La principale sorpresa di queste elezioni regionali non viene dall’esito del voto, largamente anticipato dall’insipienza delle opposizioni prima ancora che dai sondaggi. Quel che più colpisce è la diserzione dalle urne nelle due regioni che rappresentano per motivi vari la parte più avanzata della società italiana. È certamente vero che la partecipazione al voto, dal dopoguerra a oggi, è andata via via scemando; il 18 aprile del ‘48 andò al voto il 92% degli italiani, alle ultime elezioni politiche, lo scorso 25 settembre, il 73%. Quasi un elettore su cinque in meno nell’arco di poco più di settant’anni. Ma il voto regionale indica qualcosa di assai più pervasivo e dirompente.
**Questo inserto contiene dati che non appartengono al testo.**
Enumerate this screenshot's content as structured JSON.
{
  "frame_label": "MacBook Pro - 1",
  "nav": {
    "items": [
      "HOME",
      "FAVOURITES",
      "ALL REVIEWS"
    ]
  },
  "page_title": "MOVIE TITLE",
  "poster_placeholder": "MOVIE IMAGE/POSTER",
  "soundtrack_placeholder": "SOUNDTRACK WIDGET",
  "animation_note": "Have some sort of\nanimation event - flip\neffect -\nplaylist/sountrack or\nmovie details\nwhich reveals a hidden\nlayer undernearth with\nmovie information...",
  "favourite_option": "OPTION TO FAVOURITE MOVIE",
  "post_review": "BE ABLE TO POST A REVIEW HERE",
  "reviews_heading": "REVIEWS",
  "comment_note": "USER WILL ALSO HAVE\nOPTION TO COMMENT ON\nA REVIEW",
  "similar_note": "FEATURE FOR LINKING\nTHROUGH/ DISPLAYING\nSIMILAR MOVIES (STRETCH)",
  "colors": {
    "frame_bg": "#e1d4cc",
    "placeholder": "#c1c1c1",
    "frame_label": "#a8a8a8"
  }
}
Le prime elezioni per i consigli regionali si sono svolte il 7 giugno 1970. Allora nel Lazio votò il 92% degli elettori e in Lombardia il 96%; oggi si registra un’affluenza, rispettivamente del 37% e del 42%. Un vero e proprio crollo della partecipazione, più di un elettore su due in meno a 50 anni dalla nascita del nostro regionalismo. Questa massiccia astensione dal voto rivela la distanza praticamente incolmabile fra le istituzioni e i cittadini. Il regionalismo italiano è fallito, crollato sotto il peso di troppi scandali, di amministrazioni lontane e opache, di classi politiche mediocri ma fedeli ai partiti grazie a leggi elettorali che sono state appositamente studiate per conservare il potere. E probabilmente non basta.

Il decentramento attuato non trova corrispondenza nei bisogni reali della società italiana. Il servizio sanitario nazionale, in particolare, spacchettato per venti ha sortito prestazioni sempre più inadeguate, maggiori profitti privati a danno del pubblico, oscena competizione per trasferire risorse economiche dalle regioni più povere a quelle più ricche. La sinistra, cui si deve il primo impulso per la nascita dell’istituto regionale, dovrebbe tornare a riflettere su decentramento e autonomie, particolarmente ora che, nonostante la crescente distanza fra governi regionali e cittadini, si vorrebbe mettere in atto la disastrosa riforma del Titolo V della Costituzione.

Ma dov’è la sinistra? L’esito elettorale in Lazio e in Lombardia rafforza la convinzione che le promesse elettorali generose ma improvvisate, come quella di Unione Popolare, non danno buoni risultati. Sappiamo da tempo che il Partito Democratico non si fa portavoce di radicali critiche a un sistema economico, il neoliberismo, che rischia di trascinare il genere umano all’estinzione per la sua congenita incapacità a separare sviluppo e profitti, progresso economico e distruzione dell’ambiente. Sappiamo anche che una parte non marginale dell’elettorato italiano tradizionalmente di sinistra, ancora disposto ad andare a votare per far muro contro le destre, sceglie il Partito Democratico, per l’assenza di un soggetto politico alternativo e maturo che fatica a farsi strada per l’insufficiente forza delle sua comunicazione ma ancor più per non aver fatto fino in fondo i conti con le eredità del passato.

In queste circostanze non c’è contraddizione nel lavorare per la costruzione di un nuovo soggetto politico della sinistra e nell’auspicare che le convulsioni per la definizione di una linea politica e per l’individuazione di una leadership portino infine il Partito Democratico ad abbandonare le cause comuni con le destre per abbracciare quelle che furono storiche della sinistra.